(AVISO: entrada muy larga y probablemente aburrida).
Hace apenas un rato que he terminado The Waves (Las olas), de Virginia Woolf. Había leído muchas veces que se consideraba su gran obra, pero si se ha leído Mrs Dalloway (La señora Dalloway) o To the Lighthouse (Al Faro) cuesta imaginar que haya algo mejor aún. Pero ya cuando iba leyendo The Waves me iba sumando a ese grupo y al terminarlo lo afirmo sin ningún tipo de dudas (la propia Virginia Woolf no lo descartaba cuando lo escribía, ya que lo consideraba su "mayor oportunidad"). Eso sí, tampoco recomendaría a alguien que no haya leído nada de Virginia Woolf empezar por aquí, por muy bueno que sea. Ya dije que siempre me afano en leer las producciones literarias en orden cronológico pero últimamente siempre me encuentro fallos. Con Virginia Woolf era consciente de haberme saltado los primeros libros y haberme abalanzado directamente sobre Mrs Dalloway pero no de haber cometido el fallo de leer Flush antes de tiempo. Pensaba que dentro de mis márgenes iba por orden, pero he visto que no. Quiero decir con esto que no soy quien para recomendar orden y concierto con los libros de Virginia Woolf, pero en este caso creo que no es una manía sino - casi - una necesidad.

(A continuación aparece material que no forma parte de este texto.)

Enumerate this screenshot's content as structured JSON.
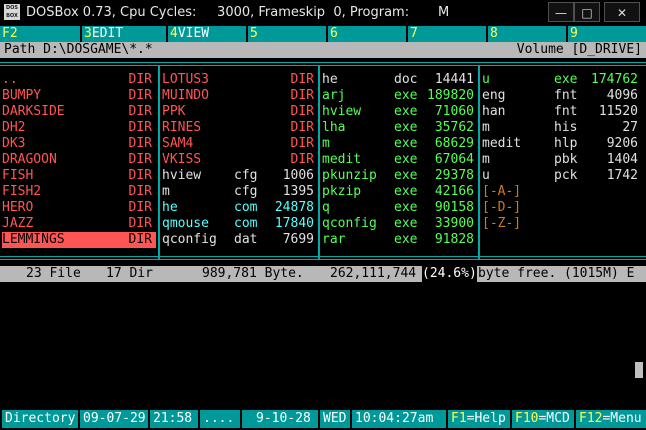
{
  "titlebar": {
    "icon_text": "DOS\nBOX",
    "title": "DOSBox 0.73, Cpu Cycles:     3000, Frameskip  0, Program:       M",
    "minimize_icon": "minimize-icon",
    "maximize_icon": "maximize-icon",
    "close_icon": "close-icon"
  },
  "fkeys": [
    {
      "key": "F2",
      "label": ""
    },
    {
      "key": "3",
      "label": "EDIT"
    },
    {
      "key": "4",
      "label": "VIEW"
    },
    {
      "key": "5",
      "label": ""
    },
    {
      "key": "6",
      "label": ""
    },
    {
      "key": "7",
      "label": ""
    },
    {
      "key": "8",
      "label": ""
    },
    {
      "key": "9",
      "label": ""
    }
  ],
  "pathbar": {
    "path": "Path D:\\DOSGAME\\*.*",
    "volume": "Volume [D_DRIVE]"
  },
  "panel": {
    "col1": [
      {
        "name": "..",
        "type": "DIR",
        "selected": false
      },
      {
        "name": "BUMPY",
        "type": "DIR",
        "selected": false
      },
      {
        "name": "DARKSIDE",
        "type": "DIR",
        "selected": false
      },
      {
        "name": "DH2",
        "type": "DIR",
        "selected": false
      },
      {
        "name": "DK3",
        "type": "DIR",
        "selected": false
      },
      {
        "name": "DRAGOON",
        "type": "DIR",
        "selected": false
      },
      {
        "name": "FISH",
        "type": "DIR",
        "selected": false
      },
      {
        "name": "FISH2",
        "type": "DIR",
        "selected": false
      },
      {
        "name": "HERO",
        "type": "DIR",
        "selected": false
      },
      {
        "name": "JAZZ",
        "type": "DIR",
        "selected": false
      },
      {
        "name": "LEMMINGS",
        "type": "DIR",
        "selected": true
      }
    ],
    "col2": [
      {
        "name": "LOTUS3",
        "ext": "",
        "size": "DIR",
        "color": "red"
      },
      {
        "name": "MUINDO",
        "ext": "",
        "size": "DIR",
        "color": "red"
      },
      {
        "name": "PPK",
        "ext": "",
        "size": "DIR",
        "color": "red"
      },
      {
        "name": "RINES",
        "ext": "",
        "size": "DIR",
        "color": "red"
      },
      {
        "name": "SAM4",
        "ext": "",
        "size": "DIR",
        "color": "red"
      },
      {
        "name": "VKISS",
        "ext": "",
        "size": "DIR",
        "color": "red"
      },
      {
        "name": "hview",
        "ext": "cfg",
        "size": "1006",
        "color": "white"
      },
      {
        "name": "m",
        "ext": "cfg",
        "size": "1395",
        "color": "white"
      },
      {
        "name": "he",
        "ext": "com",
        "size": "24878",
        "color": "cyan"
      },
      {
        "name": "qmouse",
        "ext": "com",
        "size": "17840",
        "color": "cyan"
      },
      {
        "name": "qconfig",
        "ext": "dat",
        "size": "7699",
        "color": "white"
      }
    ],
    "col3": [
      {
        "name": "he",
        "ext": "doc",
        "size": "14441",
        "color": "white"
      },
      {
        "name": "arj",
        "ext": "exe",
        "size": "189820",
        "color": "green"
      },
      {
        "name": "hview",
        "ext": "exe",
        "size": "71060",
        "color": "green"
      },
      {
        "name": "lha",
        "ext": "exe",
        "size": "35762",
        "color": "green"
      },
      {
        "name": "m",
        "ext": "exe",
        "size": "68629",
        "color": "green"
      },
      {
        "name": "medit",
        "ext": "exe",
        "size": "67064",
        "color": "green"
      },
      {
        "name": "pkunzip",
        "ext": "exe",
        "size": "29378",
        "color": "green"
      },
      {
        "name": "pkzip",
        "ext": "exe",
        "size": "42166",
        "color": "green"
      },
      {
        "name": "q",
        "ext": "exe",
        "size": "90158",
        "color": "green"
      },
      {
        "name": "qconfig",
        "ext": "exe",
        "size": "33900",
        "color": "green"
      },
      {
        "name": "rar",
        "ext": "exe",
        "size": "91828",
        "color": "green"
      }
    ],
    "col4": [
      {
        "name": "u",
        "ext": "exe",
        "size": "174762",
        "color": "green"
      },
      {
        "name": "eng",
        "ext": "fnt",
        "size": "4096",
        "color": "white"
      },
      {
        "name": "han",
        "ext": "fnt",
        "size": "11520",
        "color": "white"
      },
      {
        "name": "m",
        "ext": "his",
        "size": "27",
        "color": "white"
      },
      {
        "name": "medit",
        "ext": "hlp",
        "size": "9206",
        "color": "white"
      },
      {
        "name": "m",
        "ext": "pbk",
        "size": "1404",
        "color": "white"
      },
      {
        "name": "u",
        "ext": "pck",
        "size": "1742",
        "color": "white"
      },
      {
        "name": "[-A-]",
        "ext": "",
        "size": "",
        "color": "orange"
      },
      {
        "name": "[-D-]",
        "ext": "",
        "size": "",
        "color": "orange"
      },
      {
        "name": "[-Z-]",
        "ext": "",
        "size": "",
        "color": "orange"
      }
    ]
  },
  "status": {
    "files": "23 File",
    "dirs": "17 Dir",
    "bytes": "989,781 Byte.",
    "free": "262,111,744",
    "free_pct": "(24.6%)",
    "free_label": "byte free.",
    "free_mb": "(1015M) E"
  },
  "bottombar": {
    "directory": "Directory",
    "date": "09-07-29",
    "time": "21:58",
    "dots": "....",
    "sysdate": "9-10-28",
    "weekday": "WED",
    "clock": "10:04:27am",
    "f1_key": "F1",
    "f1_label": "=Help",
    "f10_key": "F10",
    "f10_label": "=MCD",
    "f12_key": "F12",
    "f12_label": "=Menu"
  },
  "colors": {
    "accent": "#009999",
    "dir": "#ff5555",
    "exe": "#55ff55",
    "com": "#55ffff",
    "bar": "#b8b8b8"
  }
}
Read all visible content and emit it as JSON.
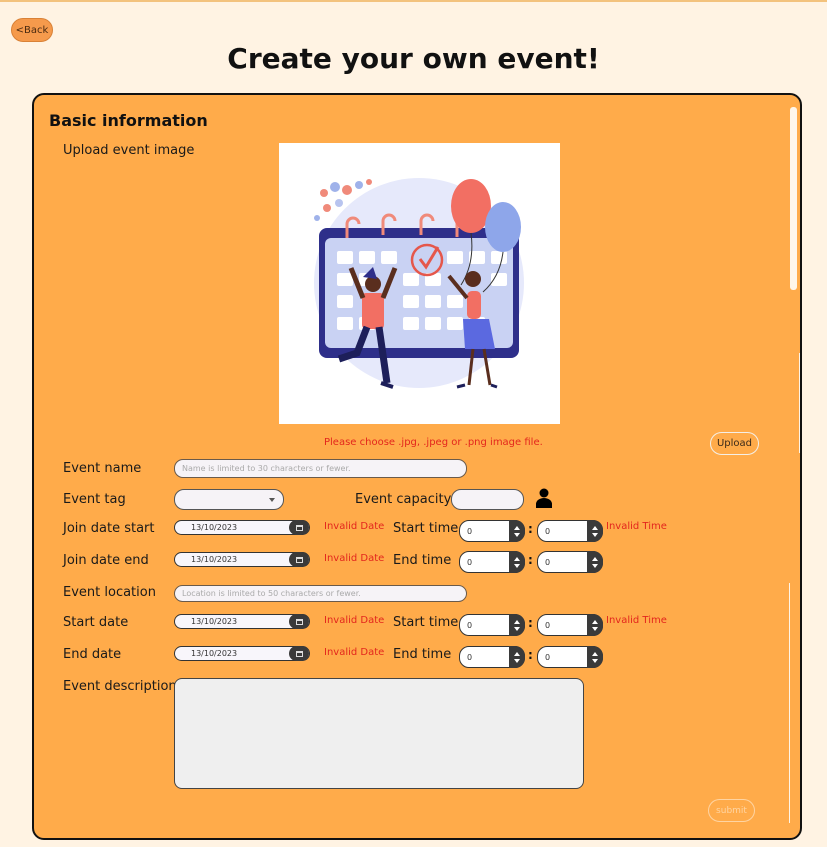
{
  "header": {
    "back_label": "<Back",
    "title": "Create your own event!"
  },
  "form": {
    "section_title": "Basic information",
    "upload_image_label": "Upload event image",
    "image_hint": "Please choose .jpg, .jpeg or .png image file.",
    "upload_button": "Upload",
    "event_name_label": "Event name",
    "event_name_placeholder": "Name is limited to 30 characters or fewer.",
    "event_tag_label": "Event tag",
    "event_tag_value": "",
    "event_capacity_label": "Event capacity",
    "event_capacity_value": "",
    "join_start_label": "Join date start",
    "join_end_label": "Join date end",
    "location_label": "Event location",
    "location_placeholder": "Location is limited to 50 characters or fewer.",
    "start_date_label": "Start date",
    "end_date_label": "End date",
    "description_label": "Event description",
    "start_time_label": "Start time",
    "end_time_label": "End time",
    "date_value": "13/10/2023",
    "time_value": "0",
    "invalid_date": "Invalid Date",
    "invalid_time": "Invalid Time",
    "submit_label": "submit"
  },
  "icons": {
    "capacity": "person-icon",
    "calendar": "calendar-icon"
  },
  "colors": {
    "panel": "#ffab4a",
    "page_bg": "#fff3e3",
    "error": "#e3261d",
    "back_button": "#f59a4c"
  }
}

Hasta el año pasado tenía la buena costumbre de leer un libro de Virginia Woolf al año pero el año pasado, por no encontrar The Waves en ningún sitio (ni tener sitio ya en la maleta para comprarlo a la vuelta de York), tuve que resignarme hasta que en diciembre alguien que fue a Londres me lo trajo amablemente (¡con otros dos libros!). (El año que viene me tocará The Years, que tampoco tengo aún, a ver si hay más suerte y puedo continuar con mi lectura anual).

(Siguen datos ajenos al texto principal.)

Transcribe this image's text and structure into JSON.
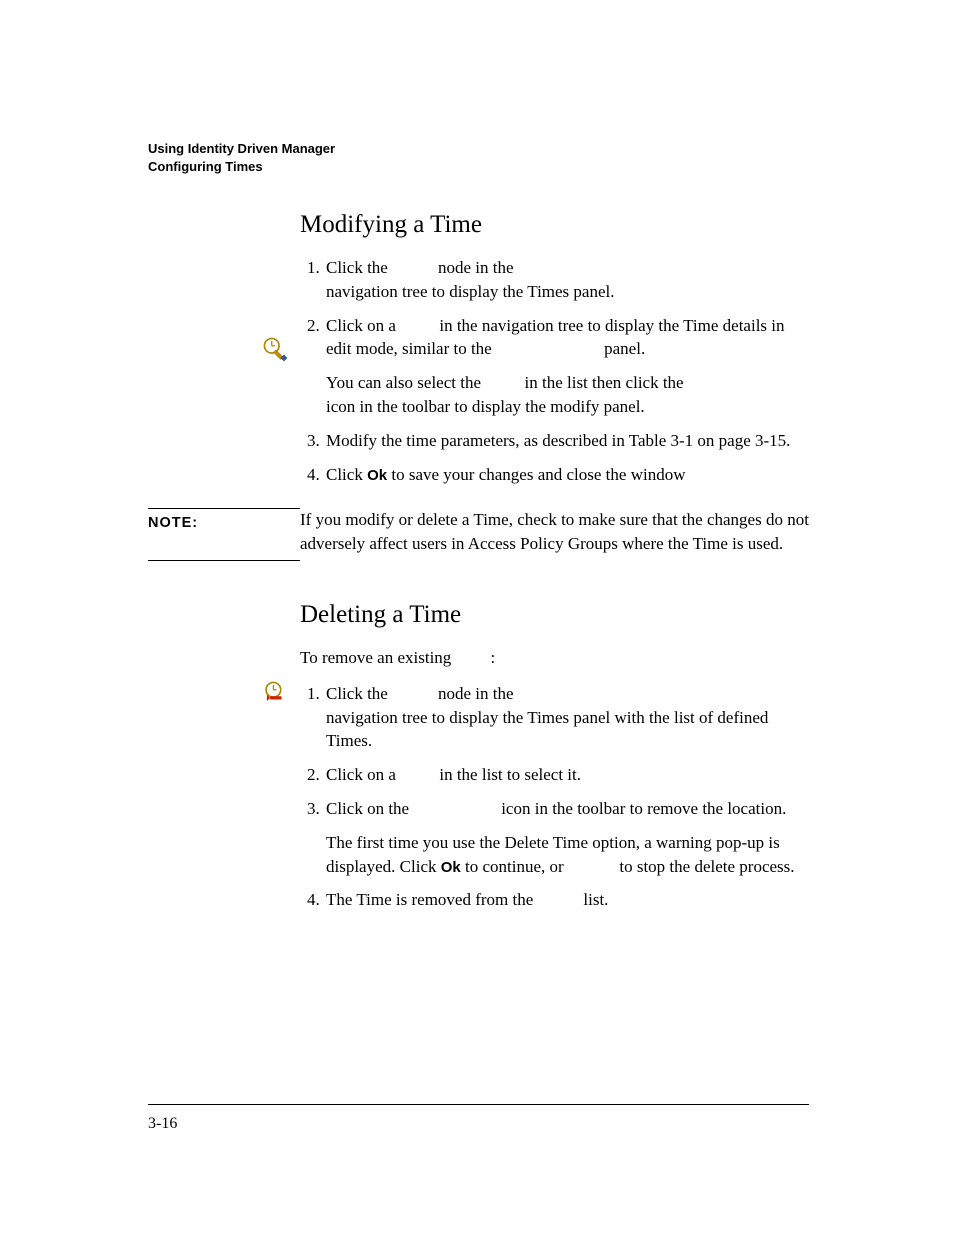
{
  "header": {
    "line1": "Using Identity Driven Manager",
    "line2": "Configuring Times"
  },
  "section1": {
    "heading": "Modifying a Time",
    "steps": {
      "s1a": "Click the ",
      "s1b": " node in the ",
      "s1c": " navigation tree to display the Times panel.",
      "s2a": "Click on a ",
      "s2b": " in the navigation tree to display the Time details in edit mode, similar to the ",
      "s2c": " panel.",
      "s2d": "You can also select the ",
      "s2e": " in the list then click the ",
      "s2f": " icon in the toolbar to display the modify panel.",
      "s3": "Modify the time parameters, as described in Table 3-1 on page 3-15.",
      "s4a": "Click ",
      "s4b": "Ok",
      "s4c": " to save your changes and close the window"
    }
  },
  "note": {
    "label": "NOTE:",
    "body": "If you modify or delete a Time, check to make sure that the changes do not adversely affect users in Access Policy Groups where the Time is used."
  },
  "section2": {
    "heading": "Deleting a Time",
    "intro_a": "To remove an existing ",
    "intro_b": ":",
    "steps": {
      "s1a": "Click the ",
      "s1b": " node in the ",
      "s1c": " navigation tree to display the Times panel with the list of defined Times.",
      "s2a": "Click on a ",
      "s2b": " in the list to select it.",
      "s3a": "Click on the ",
      "s3b": " icon in the toolbar to remove the location.",
      "s3c": "The first time you use the Delete Time option, a warning pop-up is displayed. Click ",
      "s3d": "Ok",
      "s3e": " to continue, or ",
      "s3f": " to stop the delete process.",
      "s4a": "The Time is removed from the ",
      "s4b": " list."
    }
  },
  "icons": {
    "modify": "modify-time-icon",
    "delete": "delete-time-icon"
  },
  "footer": {
    "page": "3-16"
  }
}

Además mi lectura anterior fue Atonement, donde la protagonista elogiaba The Waves sin ir más lejos, lo consideraba su libro preferido y trataba de emularlo. Claro, después de un año sin Virginia Woolf, con el libro recién llegado de Londres y además con esa referencia ya no podía dejar pasar ni un día más.

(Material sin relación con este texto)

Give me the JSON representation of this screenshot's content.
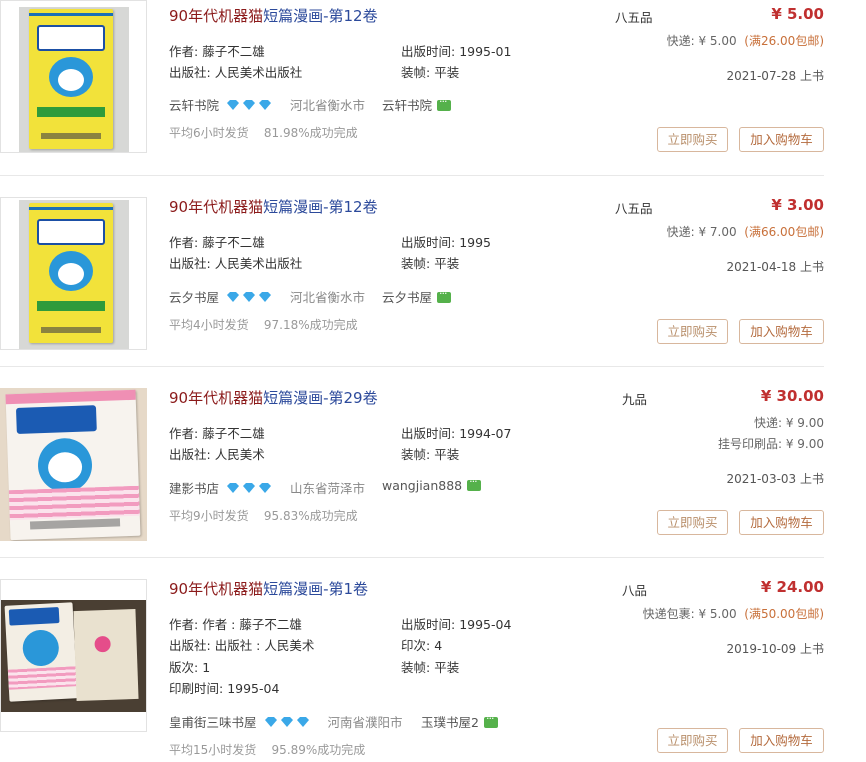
{
  "colors": {
    "title": "#8b1a1a",
    "title_highlight": "#2c4a9b",
    "price": "#c03030",
    "free_shipping": "#c8703a",
    "diamond": "#3aa8e8",
    "chat_icon": "#55b14b",
    "button_border": "#d8b79d"
  },
  "listings": [
    {
      "title_main": "90年代机器猫",
      "title_highlight": "短篇漫画-第12卷",
      "fields": [
        {
          "label": "作者:",
          "value": "藤子不二雄"
        },
        {
          "label": "出版时间:",
          "value": "1995-01"
        },
        {
          "label": "出版社:",
          "value": "人民美术出版社"
        },
        {
          "label": "装帧:",
          "value": "平装"
        }
      ],
      "shop_name": "云轩书院",
      "location": "河北省衡水市",
      "seller": "云轩书院",
      "stat_hours": "平均6小时发货",
      "stat_rate": "81.98%成功完成",
      "condition": "八五品",
      "price": "¥ 5.00",
      "shipping_lines": [
        {
          "text": "快递: ¥ 5.00",
          "free": "(满26.00包邮)"
        }
      ],
      "date": "2021-07-28 上书",
      "buy_label": "立即购买",
      "cart_label": "加入购物车",
      "icons": [
        "diamond-icon",
        "chat-icon"
      ]
    },
    {
      "title_main": "90年代机器猫",
      "title_highlight": "短篇漫画-第12卷",
      "fields": [
        {
          "label": "作者:",
          "value": "藤子不二雄"
        },
        {
          "label": "出版时间:",
          "value": "1995"
        },
        {
          "label": "出版社:",
          "value": "人民美术出版社"
        },
        {
          "label": "装帧:",
          "value": "平装"
        }
      ],
      "shop_name": "云夕书屋",
      "location": "河北省衡水市",
      "seller": "云夕书屋",
      "stat_hours": "平均4小时发货",
      "stat_rate": "97.18%成功完成",
      "condition": "八五品",
      "price": "¥ 3.00",
      "shipping_lines": [
        {
          "text": "快递: ¥ 7.00",
          "free": "(满66.00包邮)"
        }
      ],
      "date": "2021-04-18 上书",
      "buy_label": "立即购买",
      "cart_label": "加入购物车"
    },
    {
      "title_main": "90年代机器猫",
      "title_highlight": "短篇漫画-第29卷",
      "fields": [
        {
          "label": "作者:",
          "value": "藤子不二雄"
        },
        {
          "label": "出版时间:",
          "value": "1994-07"
        },
        {
          "label": "出版社:",
          "value": "人民美术"
        },
        {
          "label": "装帧:",
          "value": "平装"
        }
      ],
      "shop_name": "建影书店",
      "location": "山东省菏泽市",
      "seller": "wangjian888",
      "stat_hours": "平均9小时发货",
      "stat_rate": "95.83%成功完成",
      "condition": "九品",
      "price": "¥ 30.00",
      "shipping_lines": [
        {
          "text": "快递: ¥ 9.00",
          "free": ""
        },
        {
          "text": "挂号印刷品: ¥ 9.00",
          "free": ""
        }
      ],
      "date": "2021-03-03 上书",
      "buy_label": "立即购买",
      "cart_label": "加入购物车"
    },
    {
      "title_main": "90年代机器猫",
      "title_highlight": "短篇漫画-第1卷",
      "fields": [
        {
          "label": "作者:",
          "value": "作者 : 藤子不二雄"
        },
        {
          "label": "出版时间:",
          "value": "1995-04"
        },
        {
          "label": "出版社:",
          "value": "出版社 : 人民美术"
        },
        {
          "label": "印次:",
          "value": "4"
        },
        {
          "label": "版次:",
          "value": "1"
        },
        {
          "label": "装帧:",
          "value": "平装"
        },
        {
          "label": "印刷时间:",
          "value": "1995-04"
        }
      ],
      "shop_name": "皇甫街三味书屋",
      "location": "河南省濮阳市",
      "seller": "玉璞书屋2",
      "stat_hours": "平均15小时发货",
      "stat_rate": "95.89%成功完成",
      "condition": "八品",
      "price": "¥ 24.00",
      "shipping_lines": [
        {
          "text": "快递包裹: ¥ 5.00",
          "free": "(满50.00包邮)"
        }
      ],
      "date": "2019-10-09 上书",
      "buy_label": "立即购买",
      "cart_label": "加入购物车"
    }
  ]
}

Y The Waves ha sido hipnótico. Con los libros anteriores me parecía que marcaban un ritmo más lento y puede que este lo haya leído mal por leerlo tan rápido pero literalmente no podía parar. Virginia Woolf se resistía a llamarlo novela y lo llamó "play-poem" (¿obra poética?), pero lo que buscaba era crear ese nuevo género literario que ella pensaba que hacía falta (puede decirse que si no consiguió crear un nuevo género sí que revolucionó y cambió la forma y el estilo literario y que los libros que leemos hoy, sin Virginia Woolf, no serían iguales). Lo cierto es que me cuesta creer que nadie se haya decidido a ponerlo en escena*. Los pobres actores, con sus parrafadas, lo pasarían fatal para memorizar el texto, pero leerlo es ver una puesta en escena minimalista con actores muy estáticos, música, olas, luz similar al sol a lo largo del día. Al menos yo me lo imaginaba así.Al principio el libro se iba a llamar The Moths (las polillas) porque se usan muchas veces como símbolo y porque, para empezar, la idea del libro se la dio su hermana, Vanessa Bell, cuando le escribió sobre unas polillas en una carta. Pero después se cambió al mucho más apropiado, creo, The Waves (las olas). Virginia misma decía: "I am writing The Waves to a rhythm not to a plot (escribo Las Olas siguiendo un ritmo, no un argumento)". Y las olas están ahí todo el tiempo, tanto en el ritmo como en metáforas de todo tipo (como muchas otras imágenes recurrentes: puertas, caballos, polillas, claveles) que se emplean constantemente. De ahí que el otro día comentara que lo de leer unas cuantas páginas junto al mar había sido una experiencia curiosa.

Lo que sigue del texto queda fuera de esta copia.